Eating a High-Protein Diet for Wound Care
Your body uses protein to build and repair skin and other body tissues. That can be helpful when you have a hard-to-heal wound, such as a pressure sore or diabetic foot ulcer. If you have one of these conditions, your healthcare provider may advise you to eat more protein.
What is a high-protein diet for wound care?
This diet involves eating healthy protein foods throughout the day. You may need a larger amount of protein than is typical. The exact amount depends on your health condition, age, sex, and level of physical activity. Talk with your provider or a registered dietitian nutritionist about what’s right for you.
How can this diet help you?
A pressure injury is damage to your skin caused by staying in the same position for a long time. It’s also called a bedsore. A diabetic foot ulcer is an open sore on your foot that may be slow to heal because of problems related to diabetes. These types of wounds can become serious. They need medical care. An overall healthy diet including plenty of protein helps support healing.
Does this diet have any risks?
Some high-protein foods contain a lot of saturated fat. This type of fat raises LDL (bad) cholesterol levels in your blood. And that increases your risk for heart disease and stroke. For this reason, it’s important to choose protein foods that are lower in saturated fat.
Which foods should you eat?
To eat a high-protein diet for wound care, include protein at every meal and snack. Choose varied sources of protein. That helps you get a wider range of all the nutrients that protein foods provide. Some of these nutrients, such as zinc, also help promote wound healing. Following are some healthy choices for getting the protein you need.
Fish and shellfish provide not only protein, but also a heart-healthy kind of fat called omega-3 fatty acids. Aim to eat fish and shellfish at least twice a week. Choices that are higher in omega-3s include salmon, anchovies, sardines, Pacific oysters, and trout.
Poultry such as chicken, turkey, and Cornish hen is another good option. Remove the skin to reduce the saturated fat.
Meats such as beef, pork, veal, and lamb are often high in saturated fat, so look for the leanest options. For beef, choose Select or Choice grades, and trim off visible fat from the edges. Leaner cuts include flank, top round, sirloin, and tenderloin. Buy extra lean ground beef, if possible. For pork, leaner cuts include center loin chop or tenderloin.
Dairy products and eggs provide protein, too. Pick cheeses with less saturated fat, such as reduced-fat cheeses and cottage cheese. Choose low-fat or fat-free milk and yogurt.
Plant-based protein foods provide fiber and healthy fats in addition to quality protein. Examples are beans, hummus, black-eyed peas, nuts, peanut butter, and tofu.
Zinc-rich protein foods may have additional benefits for wound healing. Oysters have particularly high zinc levels. Other sources of zinc include beef, poultry, crab, lobster, beans, nuts, and dairy products. (Zinc is also found in whole grains and fortified breakfast cereals.)
While you are focusing on sources of protein, don’t lose sight of the other parts of your diet.
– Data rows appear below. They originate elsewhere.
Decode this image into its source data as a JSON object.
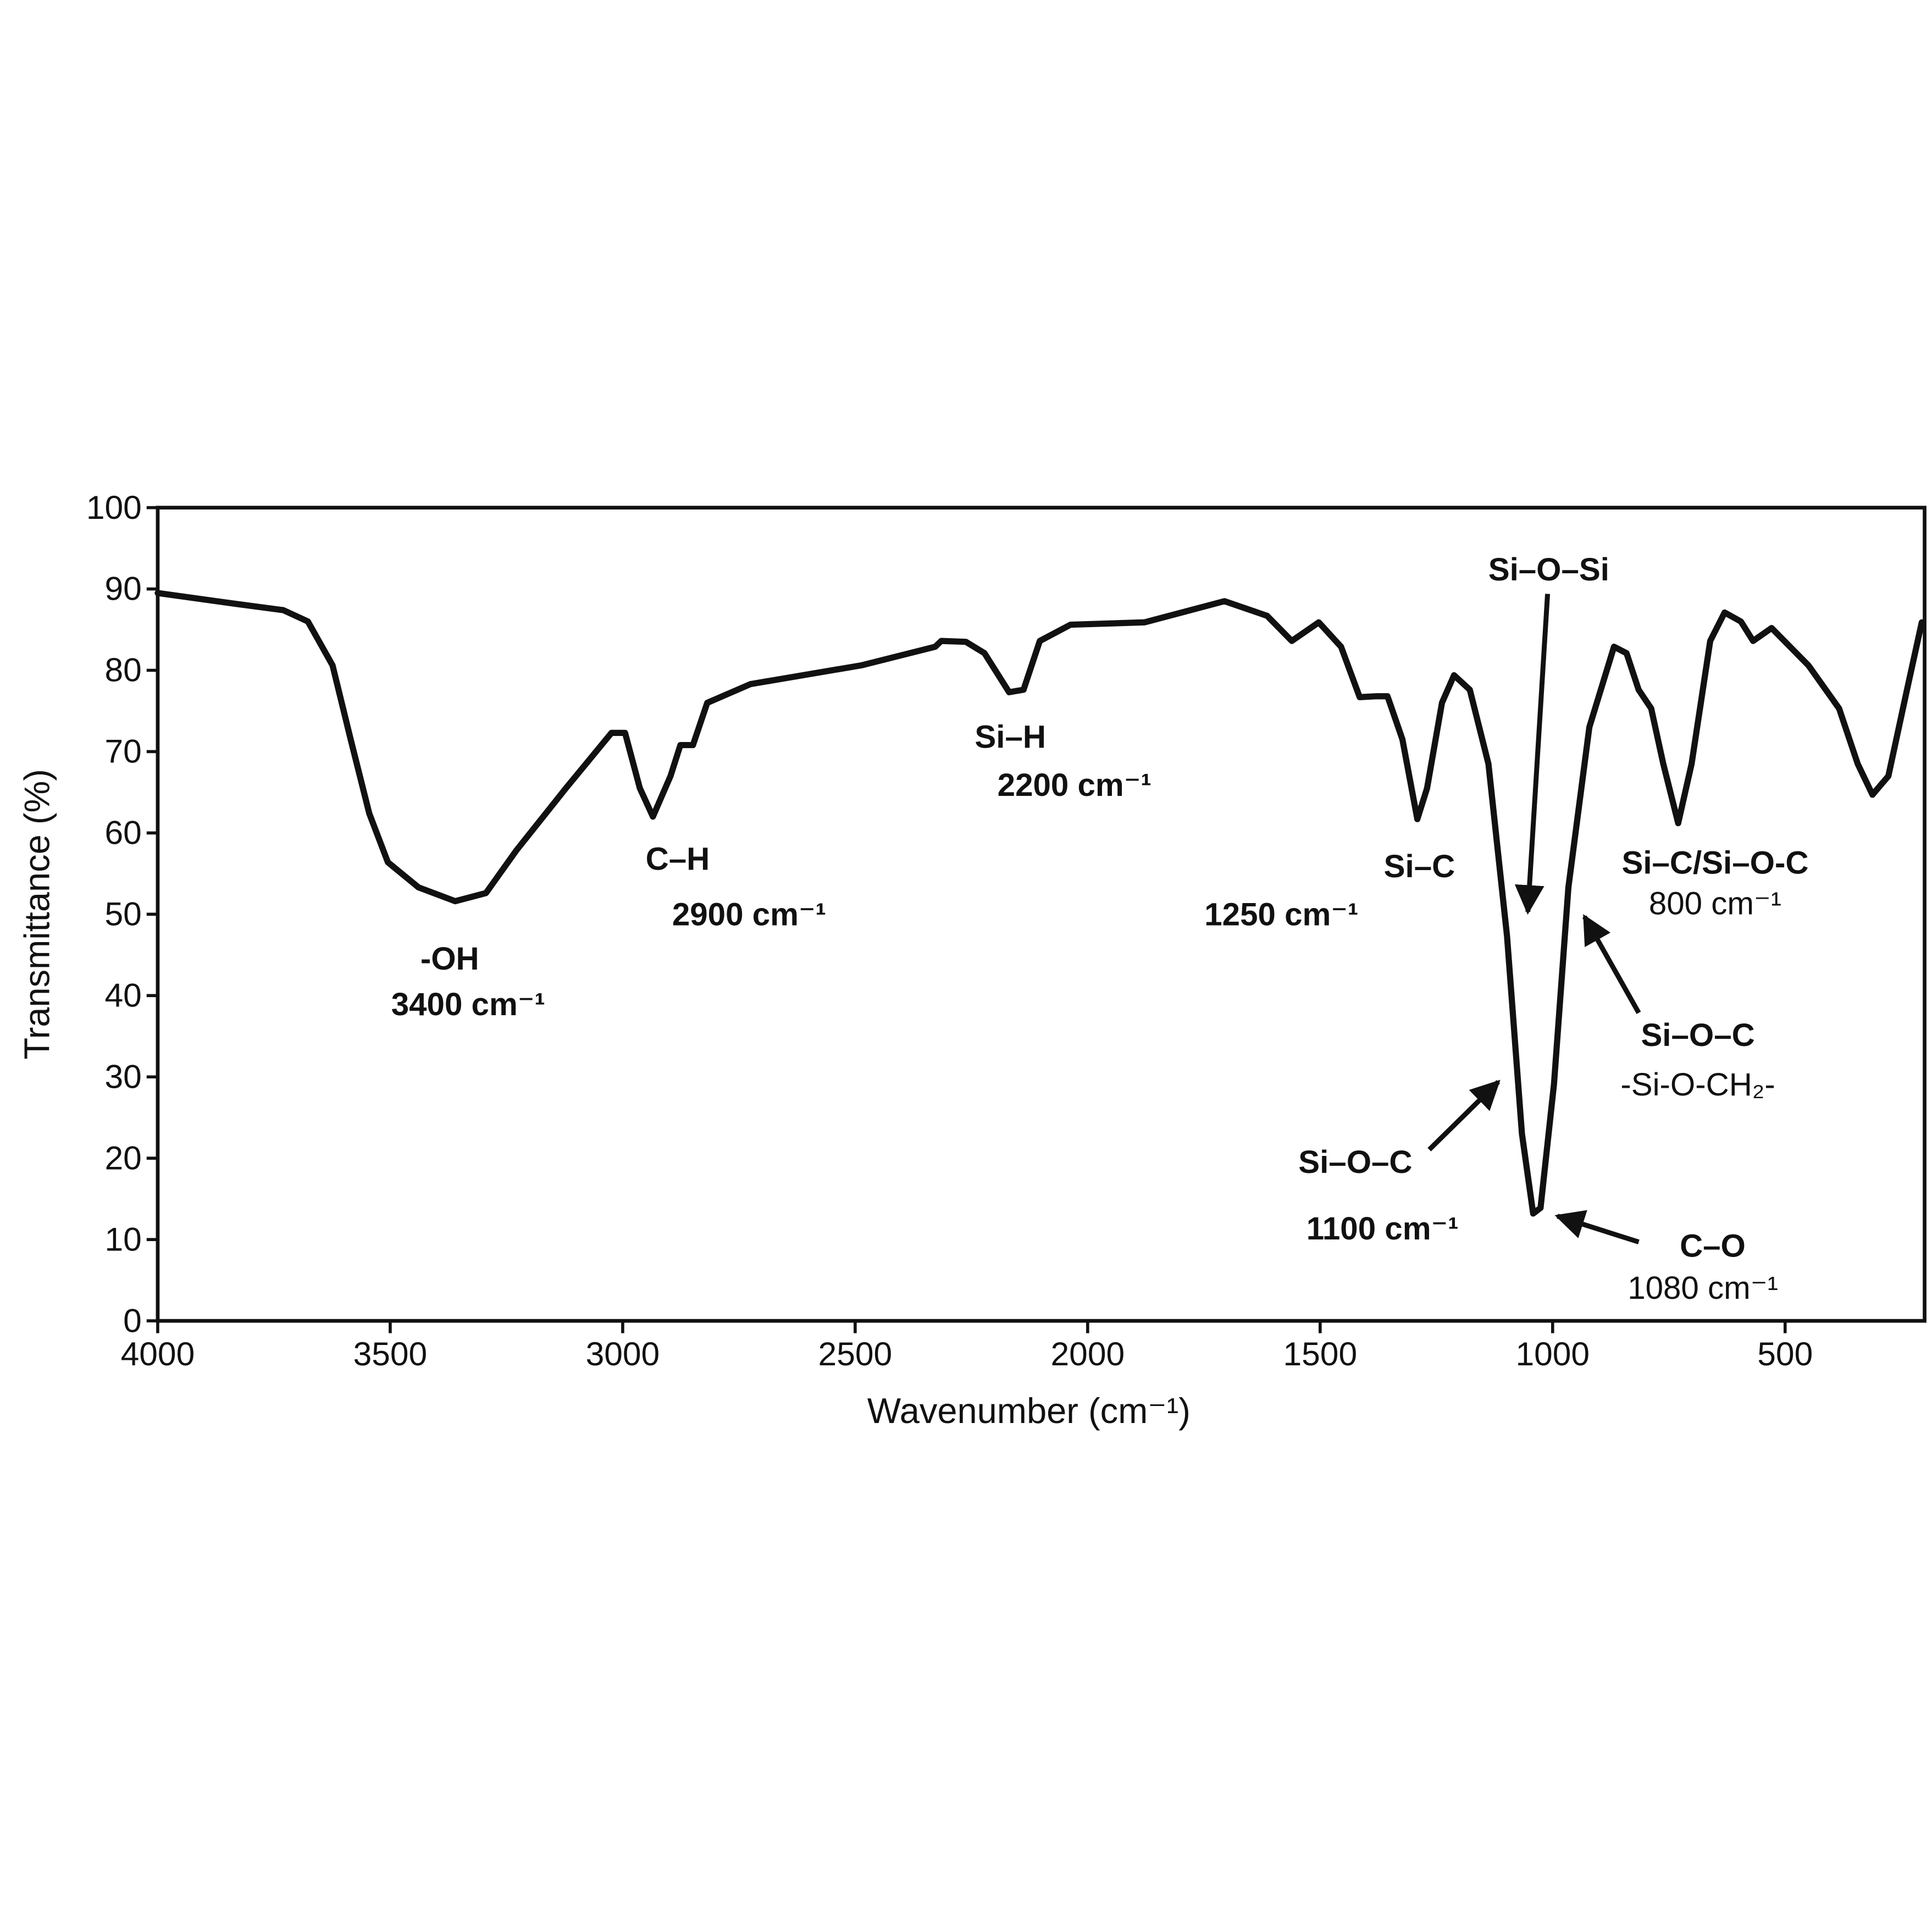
{
  "chart_data": {
    "type": "line",
    "x_label": "Wavenumber (cm⁻¹)",
    "y_label": "Transmittance (%)",
    "xlim": [
      4000,
      200
    ],
    "ylim": [
      0,
      100
    ],
    "xticks": [
      4000,
      3500,
      3000,
      2500,
      2000,
      1500,
      1000,
      500
    ],
    "yticks": [
      0,
      10,
      20,
      30,
      40,
      50,
      60,
      70,
      80,
      90,
      100
    ],
    "color": "#111111",
    "x": [
      4000,
      3836,
      3730,
      3677,
      3624,
      3585,
      3545,
      3505,
      3439,
      3360,
      3294,
      3228,
      3122,
      3024,
      2995,
      2963,
      2935,
      2897,
      2876,
      2849,
      2818,
      2725,
      2487,
      2328,
      2315,
      2262,
      2222,
      2169,
      2138,
      2103,
      2037,
      1878,
      1706,
      1614,
      1561,
      1503,
      1455,
      1415,
      1381,
      1355,
      1323,
      1291,
      1270,
      1238,
      1212,
      1178,
      1138,
      1098,
      1066,
      1042,
      1026,
      997,
      966,
      921,
      868,
      841,
      815,
      788,
      762,
      730,
      701,
      661,
      630,
      595,
      569,
      529,
      450,
      384,
      344,
      312,
      278,
      238,
      206
    ],
    "values": [
      89.5,
      88.2,
      87.4,
      86,
      80.6,
      71.5,
      62.4,
      56.4,
      53.3,
      51.6,
      52.6,
      57.9,
      65.5,
      72.3,
      72.3,
      65.5,
      62,
      67,
      70.8,
      70.8,
      76,
      78.3,
      80.6,
      82.9,
      83.6,
      83.5,
      82.1,
      77.3,
      77.6,
      83.6,
      85.6,
      85.9,
      88.5,
      86.7,
      83.6,
      85.9,
      82.9,
      76.7,
      76.8,
      76.8,
      71.5,
      61.7,
      65.5,
      76,
      79.4,
      77.6,
      68.5,
      47.3,
      23,
      13.2,
      13.9,
      29.1,
      53.3,
      73,
      82.9,
      82.1,
      77.6,
      75.3,
      68.5,
      61.2,
      68.5,
      83.6,
      87.1,
      86,
      83.6,
      85.2,
      80.6,
      75.3,
      68.5,
      64.7,
      67,
      77.6,
      85.9
    ],
    "annotations": [
      {
        "text": "-OH"
      },
      {
        "text": "3400 cm⁻¹"
      },
      {
        "text": "C–H"
      },
      {
        "text": "2900 cm⁻¹"
      },
      {
        "text": "Si–H"
      },
      {
        "text": "2200 cm⁻¹"
      },
      {
        "text": "1250 cm⁻¹"
      },
      {
        "text": "Si–C"
      },
      {
        "text": "Si–O–Si"
      },
      {
        "text": "Si–C/Si–O-C"
      },
      {
        "text": "800 cm⁻¹"
      },
      {
        "text": "Si–O–C"
      },
      {
        "text": "-Si-O-CH₂-"
      },
      {
        "text": "Si–O–C"
      },
      {
        "text": "1100 cm⁻¹"
      },
      {
        "text": "C–O"
      },
      {
        "text": "1080 cm⁻¹"
      }
    ]
  }
}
It’s still important to eat vegetables, fruits, and whole grains. A varied, healthy diet provides the vitamins, minerals, and other substances you need for better overall health and healing.
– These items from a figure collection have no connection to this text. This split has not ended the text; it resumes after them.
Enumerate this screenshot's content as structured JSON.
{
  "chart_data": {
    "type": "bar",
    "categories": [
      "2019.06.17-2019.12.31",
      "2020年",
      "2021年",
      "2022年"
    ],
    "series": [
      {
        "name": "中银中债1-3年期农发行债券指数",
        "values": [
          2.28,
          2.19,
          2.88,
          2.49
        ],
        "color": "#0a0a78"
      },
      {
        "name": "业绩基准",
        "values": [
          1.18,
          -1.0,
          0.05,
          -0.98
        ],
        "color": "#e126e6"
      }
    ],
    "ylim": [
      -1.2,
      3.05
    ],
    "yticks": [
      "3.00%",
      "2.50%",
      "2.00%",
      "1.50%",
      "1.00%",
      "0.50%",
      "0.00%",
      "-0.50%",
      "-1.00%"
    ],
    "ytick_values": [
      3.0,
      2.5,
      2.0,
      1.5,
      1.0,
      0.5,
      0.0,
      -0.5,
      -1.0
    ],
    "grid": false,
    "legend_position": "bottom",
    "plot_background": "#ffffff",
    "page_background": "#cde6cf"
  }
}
Which foods should you pass up?
Limit protein and dairy foods that are high in saturated fat. That includes fatty cuts of meat, whole milk, full-fat cheese, cream, and butter.
Also limit processed meats, such as bacon, ham, sausage, hot dogs, and lunch meats. They are often high in both saturated fat and sodium.
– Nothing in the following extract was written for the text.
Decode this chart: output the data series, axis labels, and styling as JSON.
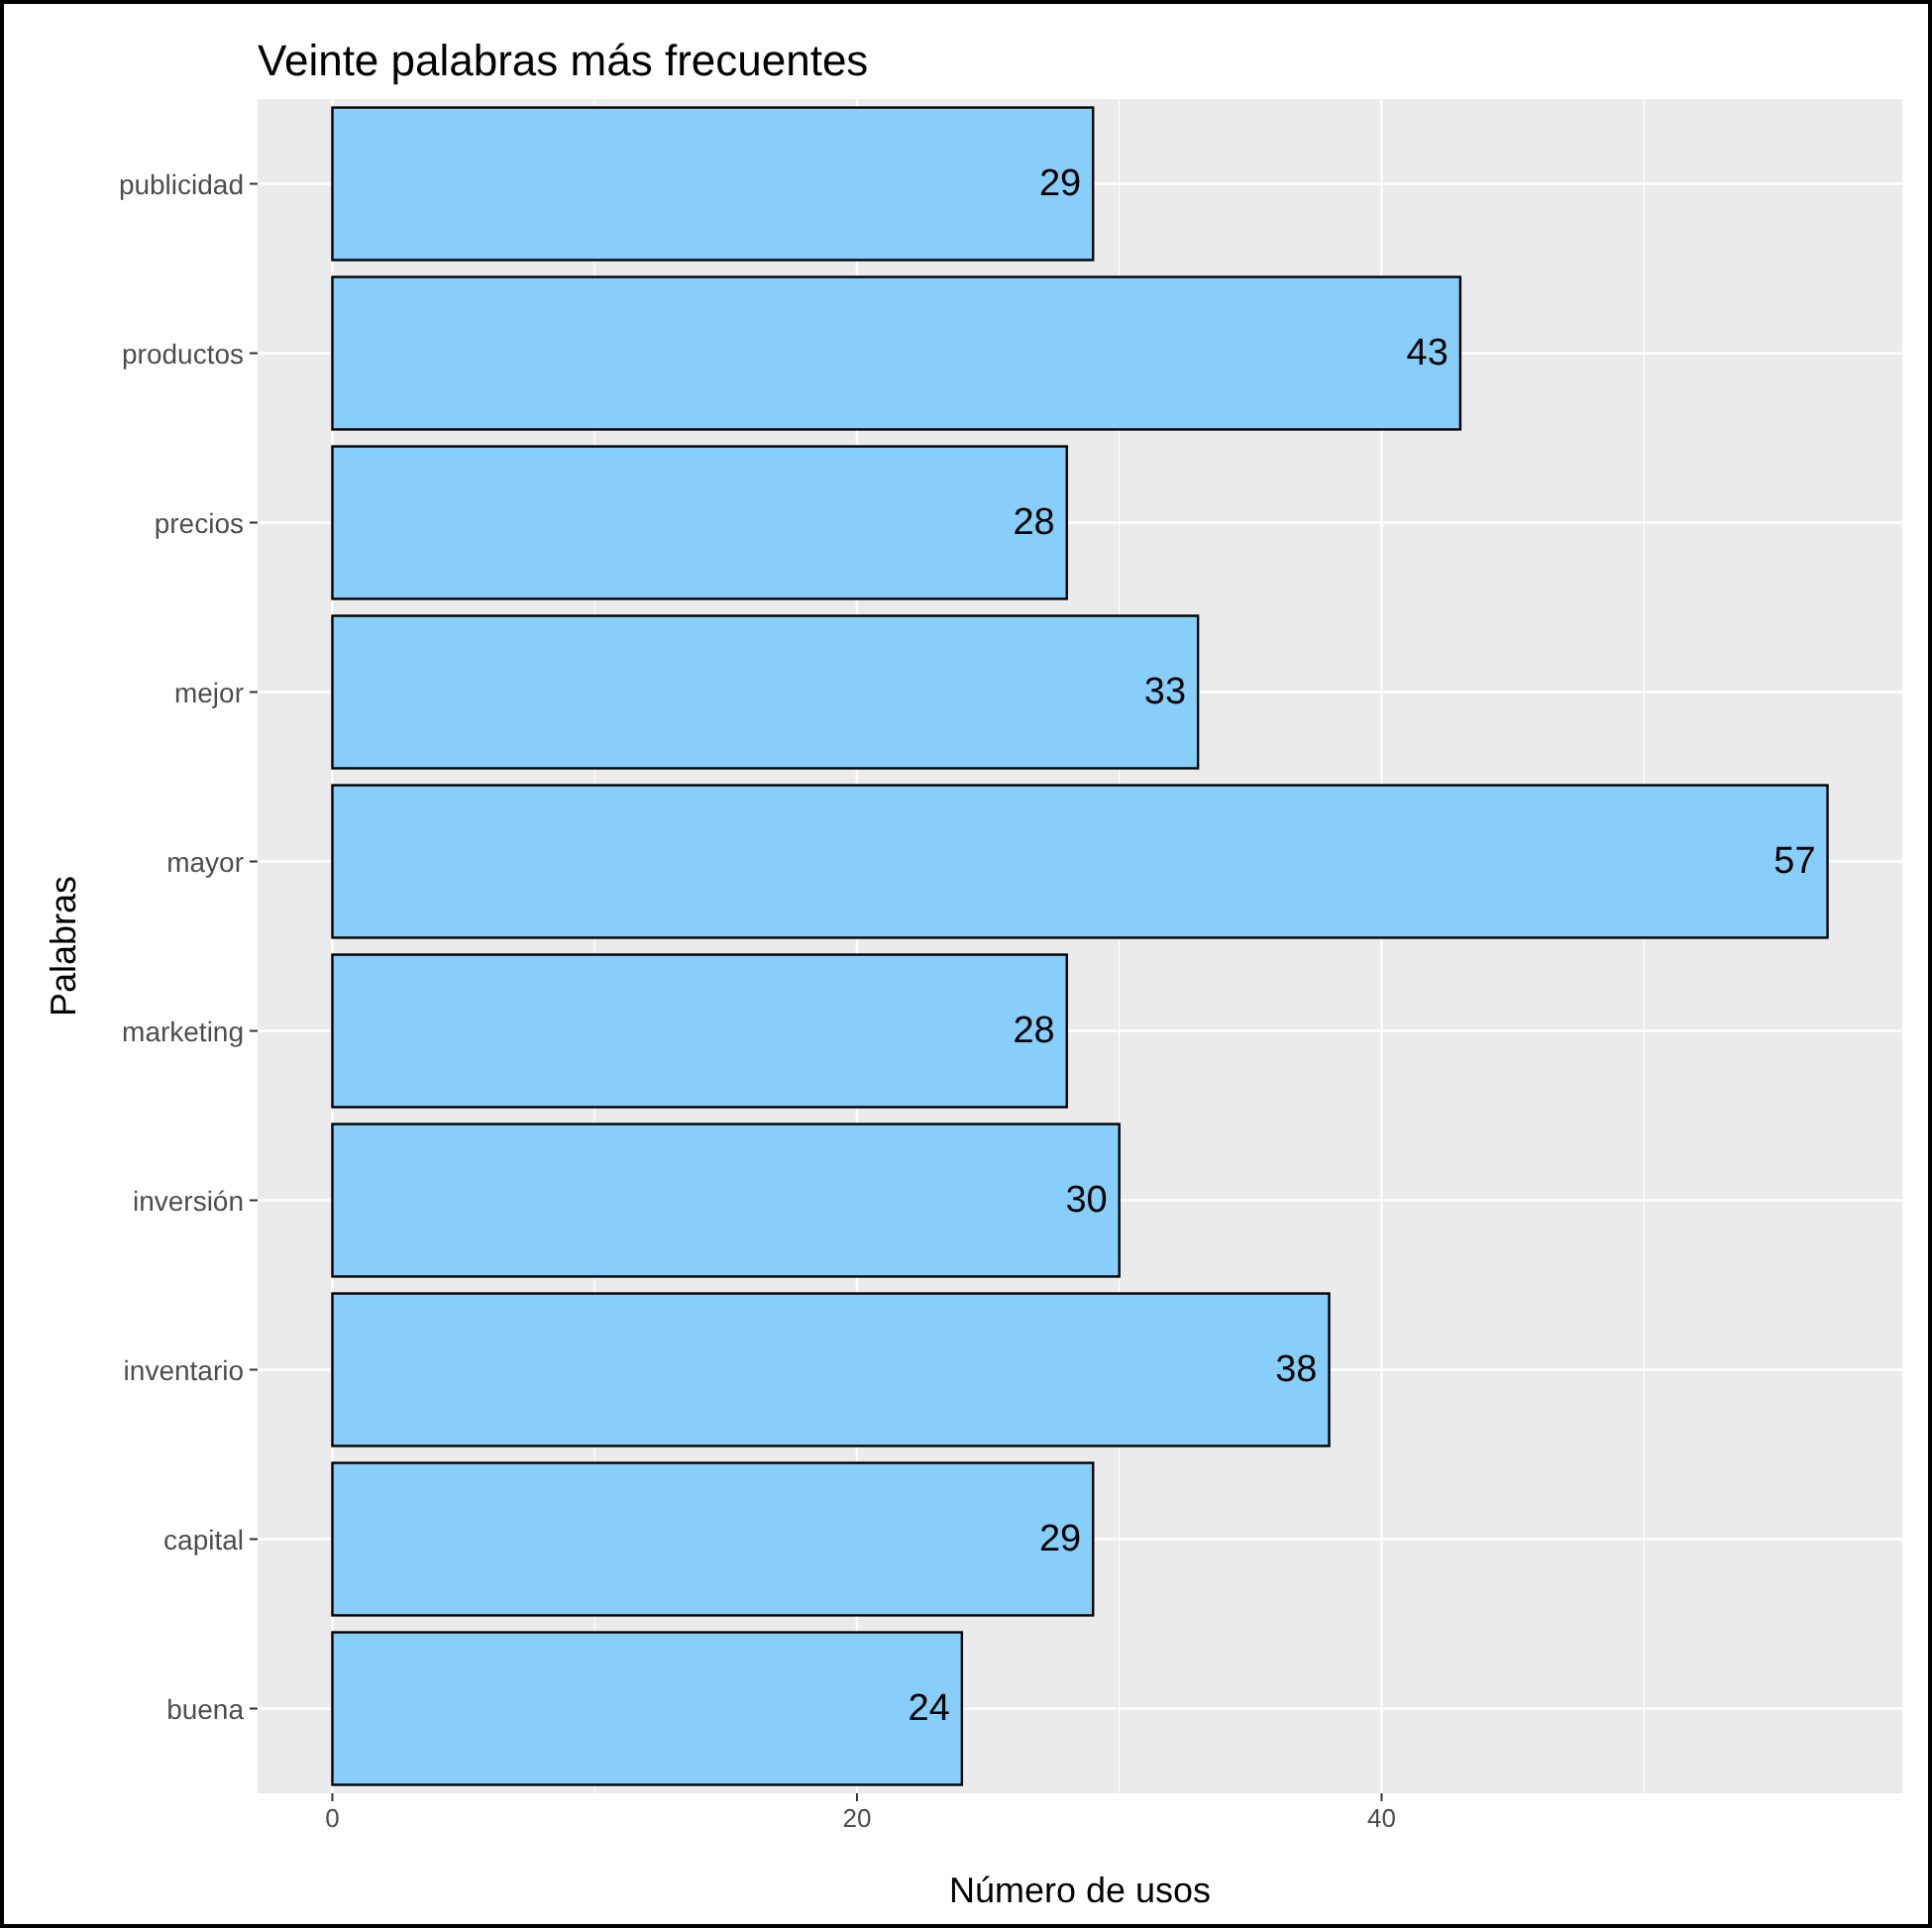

Don’t have fried fish or chicken. Healthier cooking methods include baking, broiling, grilling, roasting, and stir-frying.
Tips for following this diet
Keep some canned seafood on hand in your pantry. Good choices include canned albacore tuna, salmon, sardines, and crab.
Round out your meals with fruits and vegetables high in vitamin C. Your body uses vitamin C to make collagen, a substance needed to help wounds heal. Sources of the vitamin include grapefruit, kiwifruit, oranges, strawberries, broccoli, green and red peppers, and tomatoes.
Suggestions for planning meals
For breakfast, have scrambled eggs with whole grain toast and a grapefruit half or orange.
For lunch, have a bowl of split-pea soup or three-bean chili (made with kidney, pinto, and black beans). Or have thin strips of lean broiled beef atop a mixed green salad.
For a snack, spread peanut butter on apple slices, celery sticks, or whole grain crackers.
For dinner, have grilled chicken or fish with a medley of broccoli, carrots, red peppers, and whole grain pasta.